Two worthy programs to participate in this year or mark on your calendar for next year.
Monday is the last day for this year, so it’s not too late to take part in a citizen science project that will help scientists answer questions about bird populations (of not just North America, but the entire world), such as “What kinds of differences in bird diversity are apparent in cities versus suburban, rural, and natural areas?” This relates to a common early childhood question, “How are they the same and how are they different?” You and your students can be part of the Great Outdoor Bird Count!
Today through Monday, February 18, we invite you to be part of this massive citizen-science effort. Join tens of thousands of fellow bird watchers from around the world by counting birds and submitting your checklists to www.birdcount.org. Simply watch birds for at least 15 minutes at any location and tally the number of each bird species you see. Submit a new checklist for each day and for each new location.
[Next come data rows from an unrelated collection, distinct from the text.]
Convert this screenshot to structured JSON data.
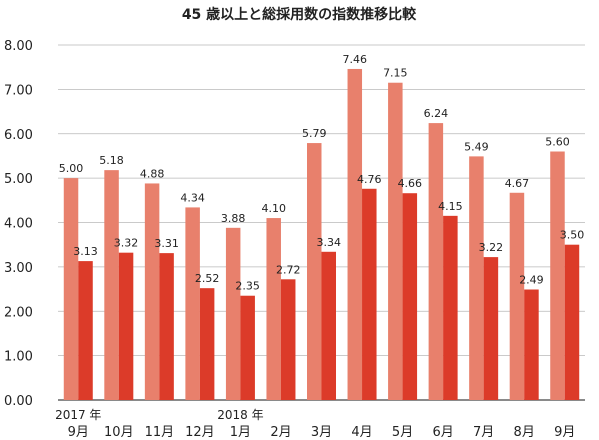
{
  "chart_data": {
    "type": "bar",
    "title": "45 歳以上と総採用数の指数推移比較",
    "xlabel": "",
    "ylabel": "",
    "ylim": [
      0,
      8
    ],
    "yticks": [
      "0.00",
      "1.00",
      "2.00",
      "3.00",
      "4.00",
      "5.00",
      "6.00",
      "7.00",
      "8.00"
    ],
    "ytick_values": [
      0,
      1,
      2,
      3,
      4,
      5,
      6,
      7,
      8
    ],
    "categories": [
      "9月",
      "10月",
      "11月",
      "12月",
      "1月",
      "2月",
      "3月",
      "4月",
      "5月",
      "6月",
      "7月",
      "8月",
      "9月"
    ],
    "year_markers": [
      {
        "index": 0,
        "label": "2017 年"
      },
      {
        "index": 4,
        "label": "2018 年"
      }
    ],
    "series": [
      {
        "values": [
          5.0,
          5.18,
          4.88,
          4.34,
          3.88,
          4.1,
          5.79,
          7.46,
          7.15,
          6.24,
          5.49,
          4.67,
          5.6
        ],
        "labels": [
          "5.00",
          "5.18",
          "4.88",
          "4.34",
          "3.88",
          "4.10",
          "5.79",
          "7.46",
          "7.15",
          "6.24",
          "5.49",
          "4.67",
          "5.60"
        ],
        "color": "#e8806c"
      },
      {
        "values": [
          3.13,
          3.32,
          3.31,
          2.52,
          2.35,
          2.72,
          3.34,
          4.76,
          4.66,
          4.15,
          3.22,
          2.49,
          3.5
        ],
        "labels": [
          "3.13",
          "3.32",
          "3.31",
          "2.52",
          "2.35",
          "2.72",
          "3.34",
          "4.76",
          "4.66",
          "4.15",
          "3.22",
          "2.49",
          "3.50"
        ],
        "color": "#dc3b29"
      }
    ],
    "grid": true,
    "legend": "none"
  }
}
You can count in as many locations as you like. Just be sure to enter a new list for each site.
You can submit your data any time during the count and afterward until March 1 so you can count today (Sunday) and tomorrow, and submit your data later in the week or next.
National Engineers Week
“Celebrate Awesome” February 17-23 during National Engineers Week!
- download posters,
- read about engineering,
- use the 2012 Framework for K-12 Science Education to see how science and engineering practices are side-by-side in developing the Next Generation Science Standards due out this year,
- learn from Engineering is Elementary why we should teach engineering to children,
- and set your young engineers to work on a real life problem—maybe designing a bird feeder or water source!
Sorry for the late notice about these two worthwhile programs. I was preparing to present and then attending my state –AEYC conference, the very worthwhile Virginia Association for Early Childhood Education’s conference, Building Bridges Creating Connections (how engineering is that!?). I participated in several STEM sessions and presented on using ramps to promote children’s investigation into science and engineering concepts. Thank you to all the volunteers who made it such a valuable experience.